C’era da immaginarselo che finiva così. Vedi uno che fa l’impagliatore di sedie, che è uno dei mestieri più antichi al mondo, lo vedi seduto sul marciapiede della via del tuo ufficio addirittura all’angolo di un’arteria urbana di quelle lungo le quali fanno la spola le circolari destra e sinistra e la cosa ti sembra così strana che ti viene naturale distrarti dalla conversazione telefonica che stai tenendo nella classica postura da quello che ci sta attento a non prendersi le onde elettro-sa-il-cazzo-cosa dritte sulla tempia. Quindi con l’auricolare conficcato nelle orecchie, che a furia di metterlo e toglierlo anche il gene del cerume finirà per essere commentato dai programmatori nel codice genetico tanto non servirà più al genere umano del futuro dalle orecchie stra-linde. E in questo confronto di approcci alla vita con il retrogusto di battaglia tra epoche storiche – quella degli spazzacamini versus quella degli influencer – è quanto mai naturale per noi stabilire i parametri che declassano a lavori umili tutti quei mestieri che possono essere svolti senza un dispositivo connesso a Internet, piccola fiammiferaia compresa.

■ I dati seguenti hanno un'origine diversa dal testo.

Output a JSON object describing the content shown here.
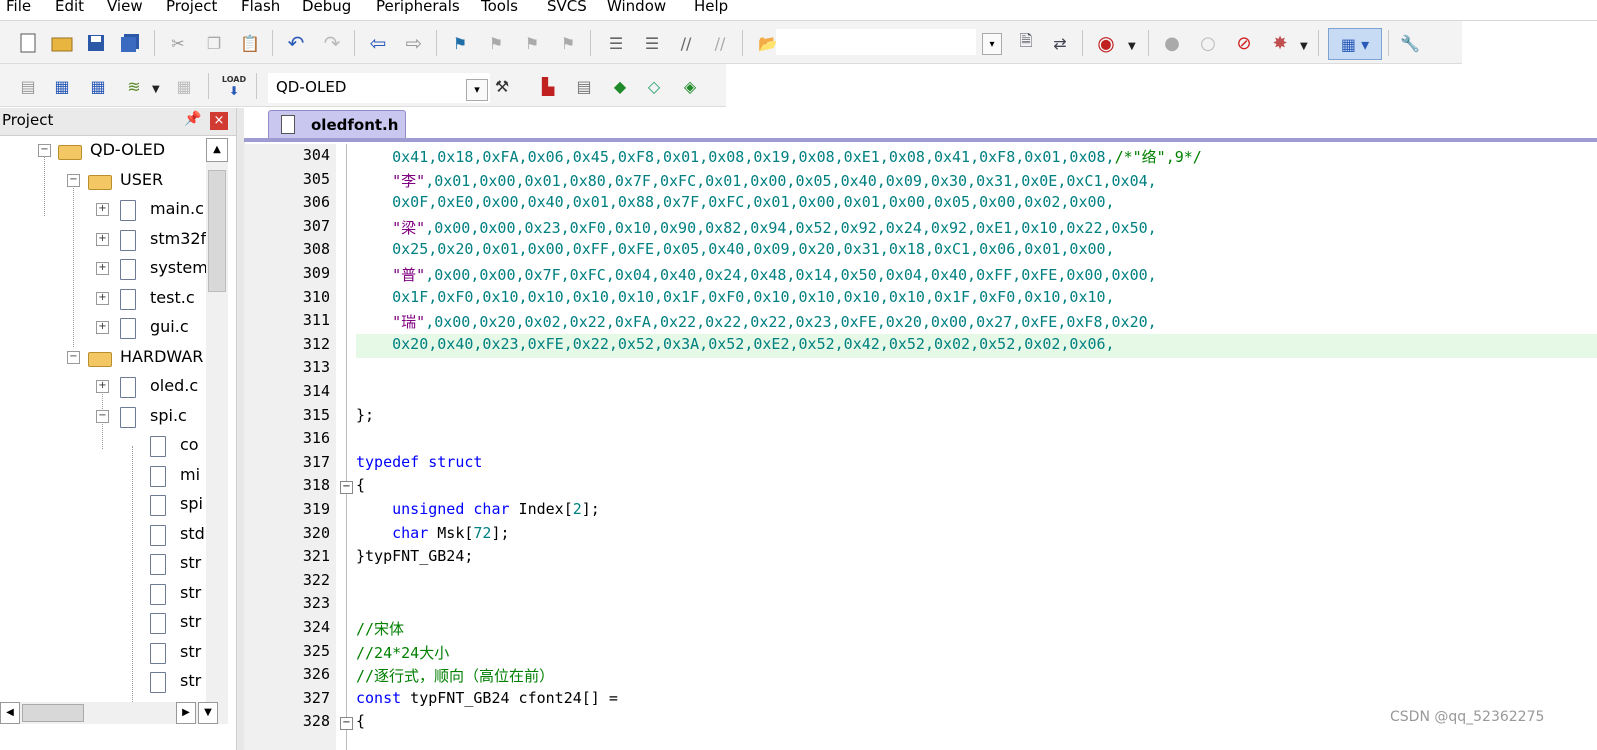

Ora pensate che assurdità questa visione network-centrica del mondo, o comunque frutto di un processo evolutivo con un sistema operativo come motore immobile, in cui la vita, il lavoro, persino le relazioni sentimentali e la trasgressione sono considerate solo se connesse in qualche modo a un ambiente che ne riconosca i dati e li possa analizzare mentre le persone fanno finta di non saperlo. Ora nemmeno io credo al complotto dei servizi segreti della superpotenza internazionale che passa le nottate a collegarsi anche su questo blog per verificare se c’è del materiale che scotta, dal punto di vista del nuovo ordine mondiale. Voglio dire, spero che Russia, USA e Cina non siano messi così male, e comunque me ne accorgerei dal resoconto degli accessi. Sapete che sto scherzando, vero. Così l’artigiano che impaglia sedie seduto all’angolo senza però un counter che digitalizza la sua operatività resta fuori dai sistemi di tracking e chi si è visto si è visto, senza contare i risvolti fiscali della sua attività, perché non crederete che finita la sedia che qualcuno gli ha commissionato l’impagliatore vada lì con il POS o con un libro della contabilità, vero?
C’è anche una bella differenza tra il marketing digitale e la comunicazione ultra-analogica e fisica dell’impagliatore di sedie con tutto il resto del mondo informatizzato. Se vedete una sedia a una fermata della metro, per esempio, o lasciata alla mercé dei pedoni e dei ciclisti che travolgono i pedoni sui marciapiedi, quello è il segnale che di lì a poco potreste incontrare un impagliatore di sedie in carne ed ossa. A volte sulla sedia stessa c’è pure un’insegna scritta a mano con nome, numero di telefono e una freccia da seguire per trovare il lavoratore di strada. Che poi è una cosa che mi fa venire in mente il modo in cui trattorie e ristoranti a volte comunicano la loro presenza o il fatto che sono aperti. Un tavolo apparecchiato con la tovaglia e una bottiglia in mezzo, in bella vista. Mi pare così, giusto? Ed è interessante il modo in cui si sviluppa questa semiologia delle professioni del tutto arbitraria nonché borderline dal punto di vista della legalità. La pubblicità in spazi comuni dovrebbe pagarsi in qualche modo, e chi lo sa se sedie impagliate e i tavoli da pranzo sono già il frutto di un investimento in marketing non convenzionale, e noi ne siamo all’oscuro.
Bellissimo! Mi hai anche ricordato un negozio di un impagliatore di sedie, nei caruggi attorno al Ducale…e non c’è più, purtroppo!
ne ho visto davvero uno qui all’angolo, venerdì scorso, ed era da un po’ che notavo una sedia con la sua pubblicità alla fermata della metro
Si ma poi si rischia di divenire primitivi del futuro!